Recently, the latest WARC figures on the growth of online ad spend picked up a number of column inches in the UK press, especially with lurid headlines such as ‘Social media ad spend plummets amid decline in trust‘.

These pieces focused on Facebook’s lingering trust issues following the Cambridge Analytica scandal in 2018, informing a slowing of the near relentless growth of social media ad spend in the first three months of this year. For those of us working in social media on the brand side, surely a cause for concern when it comes to our hard-won budgets and their effectiveness, you might think? Well, you might be wrong.

Correlation not causation?

The situation when it comes to social is often far more nuanced than the headlines can or want to make out. Correlation does not always mean causation and those looking to get to the crux of the matter need to ask more questions.

For example, have marketers seen that due to the sophistication in the way they test and learn, that their marketing spend is more efficient and thus they are not needing to spend as much?

Within the social channels over the last couple of years, ad placement options have been expanded to enable greater choice in how budgets are spent, against more cost-effective measures. Strategically, there has been a shift by marketers to buying based on niche targeting options on social, as it is becoming more apparent that approaching a more defined audience combined with social intent signals is more valuable in the long run.
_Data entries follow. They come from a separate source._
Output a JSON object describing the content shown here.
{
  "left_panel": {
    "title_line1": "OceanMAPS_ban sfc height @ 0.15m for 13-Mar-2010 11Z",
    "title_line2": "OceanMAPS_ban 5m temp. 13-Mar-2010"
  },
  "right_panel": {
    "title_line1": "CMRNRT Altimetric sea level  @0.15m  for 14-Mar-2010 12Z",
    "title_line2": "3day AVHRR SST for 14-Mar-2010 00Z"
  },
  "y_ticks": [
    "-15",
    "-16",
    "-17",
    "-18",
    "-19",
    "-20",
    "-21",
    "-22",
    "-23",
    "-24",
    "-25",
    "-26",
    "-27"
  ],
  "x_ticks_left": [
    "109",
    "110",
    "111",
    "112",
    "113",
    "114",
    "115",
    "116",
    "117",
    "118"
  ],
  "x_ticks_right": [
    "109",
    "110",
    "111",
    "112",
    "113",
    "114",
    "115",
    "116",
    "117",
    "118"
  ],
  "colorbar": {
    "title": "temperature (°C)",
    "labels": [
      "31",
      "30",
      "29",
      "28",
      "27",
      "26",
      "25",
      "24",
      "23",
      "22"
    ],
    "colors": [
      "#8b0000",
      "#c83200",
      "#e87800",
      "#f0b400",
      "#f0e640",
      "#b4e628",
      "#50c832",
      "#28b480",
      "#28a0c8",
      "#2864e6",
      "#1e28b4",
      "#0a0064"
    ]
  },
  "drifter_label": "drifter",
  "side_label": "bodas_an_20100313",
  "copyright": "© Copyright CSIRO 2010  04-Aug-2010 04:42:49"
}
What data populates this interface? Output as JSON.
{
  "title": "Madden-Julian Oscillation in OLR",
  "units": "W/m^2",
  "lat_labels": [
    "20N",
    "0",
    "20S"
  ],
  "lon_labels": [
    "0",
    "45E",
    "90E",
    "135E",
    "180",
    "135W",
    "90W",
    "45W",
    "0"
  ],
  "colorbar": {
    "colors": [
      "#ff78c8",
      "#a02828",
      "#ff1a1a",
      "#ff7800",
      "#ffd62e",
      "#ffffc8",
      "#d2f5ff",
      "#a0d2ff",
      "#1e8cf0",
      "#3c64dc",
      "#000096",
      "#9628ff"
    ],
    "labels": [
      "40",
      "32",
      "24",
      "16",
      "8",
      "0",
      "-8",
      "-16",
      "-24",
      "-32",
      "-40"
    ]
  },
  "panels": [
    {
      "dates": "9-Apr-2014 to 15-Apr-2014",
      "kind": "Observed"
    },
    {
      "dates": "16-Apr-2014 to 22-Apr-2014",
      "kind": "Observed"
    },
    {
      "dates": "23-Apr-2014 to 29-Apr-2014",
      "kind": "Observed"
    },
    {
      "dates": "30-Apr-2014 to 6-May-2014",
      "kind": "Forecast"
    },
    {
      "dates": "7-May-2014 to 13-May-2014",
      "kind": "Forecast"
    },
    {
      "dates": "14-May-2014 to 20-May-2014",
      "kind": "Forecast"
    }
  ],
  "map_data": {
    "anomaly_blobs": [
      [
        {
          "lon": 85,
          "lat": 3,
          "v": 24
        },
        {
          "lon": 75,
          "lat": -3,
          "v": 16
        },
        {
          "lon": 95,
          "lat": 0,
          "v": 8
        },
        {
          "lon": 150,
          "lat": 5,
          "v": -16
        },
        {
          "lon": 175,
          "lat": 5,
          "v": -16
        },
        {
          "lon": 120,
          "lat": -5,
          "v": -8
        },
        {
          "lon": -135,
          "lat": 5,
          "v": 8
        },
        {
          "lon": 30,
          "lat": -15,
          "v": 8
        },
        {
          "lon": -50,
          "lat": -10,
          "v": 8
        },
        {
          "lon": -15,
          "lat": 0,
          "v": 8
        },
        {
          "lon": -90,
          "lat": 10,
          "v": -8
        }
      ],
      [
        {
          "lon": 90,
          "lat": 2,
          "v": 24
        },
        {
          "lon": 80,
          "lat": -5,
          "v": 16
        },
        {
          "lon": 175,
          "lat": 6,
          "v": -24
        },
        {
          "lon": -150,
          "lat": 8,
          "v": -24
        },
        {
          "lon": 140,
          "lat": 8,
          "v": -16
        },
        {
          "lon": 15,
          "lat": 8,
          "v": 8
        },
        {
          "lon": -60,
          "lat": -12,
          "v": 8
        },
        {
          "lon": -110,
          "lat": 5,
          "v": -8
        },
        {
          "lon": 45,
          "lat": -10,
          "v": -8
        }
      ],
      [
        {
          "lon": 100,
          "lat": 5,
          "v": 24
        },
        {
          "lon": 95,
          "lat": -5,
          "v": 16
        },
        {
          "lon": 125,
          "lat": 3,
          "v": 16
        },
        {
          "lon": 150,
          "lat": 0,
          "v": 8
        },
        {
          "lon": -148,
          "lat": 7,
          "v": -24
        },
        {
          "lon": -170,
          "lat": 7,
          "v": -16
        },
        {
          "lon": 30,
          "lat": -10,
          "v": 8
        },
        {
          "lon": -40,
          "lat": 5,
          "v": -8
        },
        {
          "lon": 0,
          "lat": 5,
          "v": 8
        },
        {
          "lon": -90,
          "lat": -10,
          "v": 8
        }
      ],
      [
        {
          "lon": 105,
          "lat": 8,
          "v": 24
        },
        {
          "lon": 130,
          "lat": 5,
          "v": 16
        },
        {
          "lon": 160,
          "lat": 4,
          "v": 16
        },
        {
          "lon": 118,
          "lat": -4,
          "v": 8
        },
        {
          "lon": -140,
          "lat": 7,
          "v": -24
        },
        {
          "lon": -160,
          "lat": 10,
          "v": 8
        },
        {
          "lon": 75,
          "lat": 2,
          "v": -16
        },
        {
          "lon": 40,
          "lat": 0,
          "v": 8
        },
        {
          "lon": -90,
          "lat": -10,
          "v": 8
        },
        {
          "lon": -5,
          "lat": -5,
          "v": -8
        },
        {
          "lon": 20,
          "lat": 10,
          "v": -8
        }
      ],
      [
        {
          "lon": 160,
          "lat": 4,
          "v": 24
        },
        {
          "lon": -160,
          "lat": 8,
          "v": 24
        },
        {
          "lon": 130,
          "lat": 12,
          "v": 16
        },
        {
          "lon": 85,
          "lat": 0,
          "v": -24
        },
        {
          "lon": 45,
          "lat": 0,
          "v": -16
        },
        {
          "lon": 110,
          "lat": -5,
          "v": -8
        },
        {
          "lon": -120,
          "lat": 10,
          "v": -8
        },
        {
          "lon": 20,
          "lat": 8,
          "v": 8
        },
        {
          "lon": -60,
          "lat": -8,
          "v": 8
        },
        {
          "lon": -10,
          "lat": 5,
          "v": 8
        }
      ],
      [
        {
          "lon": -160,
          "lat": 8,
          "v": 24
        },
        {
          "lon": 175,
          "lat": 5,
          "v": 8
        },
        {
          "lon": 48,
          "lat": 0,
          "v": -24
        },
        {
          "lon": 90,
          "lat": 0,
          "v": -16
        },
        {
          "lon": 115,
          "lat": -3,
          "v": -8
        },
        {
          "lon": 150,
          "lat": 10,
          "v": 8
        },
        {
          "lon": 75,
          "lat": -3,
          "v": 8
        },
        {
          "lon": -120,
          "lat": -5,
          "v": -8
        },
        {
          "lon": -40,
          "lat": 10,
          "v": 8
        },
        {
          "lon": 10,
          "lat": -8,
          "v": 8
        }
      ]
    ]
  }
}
Also worth consideration are other market forces such as the impact of Brexit, economic uncertainty and how this may have impacted on available marketing budgets – which has nothing to do with trust issues.

Strategy at a local level

To make a balanced and objective opinion when it comes to the real state of play in social, I would always err on the side of caution – looking at the raw data as well as each platform’s individual performance rather than global, more generic ‘by channel’ trends.

As a hands-on social media professional, I know that my strategies are set by my audiences, their preferences, and the localised business objectives for my parent organisation in their specific industry sector, rather than setting a global, broad-brush approach to assess media channels by geography and sales performance. The only organisations who really benefit from this kind of a global view of channel sales metrics are the social media channels themselves.

The WARC findings don’t give a specific view of UK social media ad spend either, so for those more jittery about hanging on to their budgets here it would be wise to wait for a more UK-specific picture before shifting spend around.

Seasonality and audience volumes

Seasonality can also play a significant role when it comes to bumps in sales figures. For example, in Facebook’s Q1 investor update they highlighted that ad spend was down quarter-on-quarter in Europe. But then, Q4 is typically so high thanks to heightened and more expensive Christmas, Boxing Day Sales and even student back-to-university promotional activity – itself a double-edged sword as some brands will actively avoid spending at such a peak time of year.

Year-on-year from 2018 to 2019, spend in Europe was up 21% – yes, slowing down, but largely due to some fast growing markets on the continent plateauing. It’s hardly cause for dramatic concern or language such as ‘plummets’. Even the recent Bellwether from the IPA, possibly one of the more pessimistic, industry-wide, for some time, still registered the internet as the medium seeing the greatest upward revision in marketing budgets for the quarter ahead. Other market forces are, of course, at work beyond trust in social channels, and the Bellwether is the strongest indicator that decision makers around the country are placing considerable faith, during difficult times, in the results which digital marketing as a whole can deliver.

It’s also easy for non-industry insiders to forget that social has enjoyed a phenomenal boom – but we’re now on a journey to make it all much more effective. There is a tremendous focus in the industry right now to curb the ‘wild west’ boomtown mentality and improve the brand safety measures which are being introduced by the social channels. This will over time have a knock on impact on audience volumes, but should impact positively on the quality and likely return from those engagements.

Brand safety doesn’t mean avoiding social

Speaking from my experience at Direct Line Group, we are very focused on brand safety, working closely with a number of channels to protect and enforce the measures in place to safeguard company assets and communications in the digital space, and the consumers we are seeking to engage. This informs the decisions we make on which ad formats and placements we use from a strategic perspective – but it doesn’t mean we avoid the channels these products are offered through on a wholesale basis.

Most importantly, advertisers are only going to move away from social and digital channels when their target audiences are not using them. Perhaps most telling here is Twitter’s growth to date and Facebook’s recent revenue boost – even after the record fine they paid to the FTC in the US, and the lingering concern after Cambridge Analytica. Facebook’s earnings have exceeded expectations now for two consecutive quarters, a fact which simply would not be the case if users were abandoning the platform in droves. It continues to provide a valuable service in people’s lives, and brands will continue to plug into that access. There will always be some users who decide to unsubscribe due to privacy concerns, just as user attrition will continue for any number of other reasons too.

The industry as a whole must remain open and optimistic about the possibilities which continue to be driven by social, and not taken in by sensationalist sweeping statements which don’t deliver on the detail.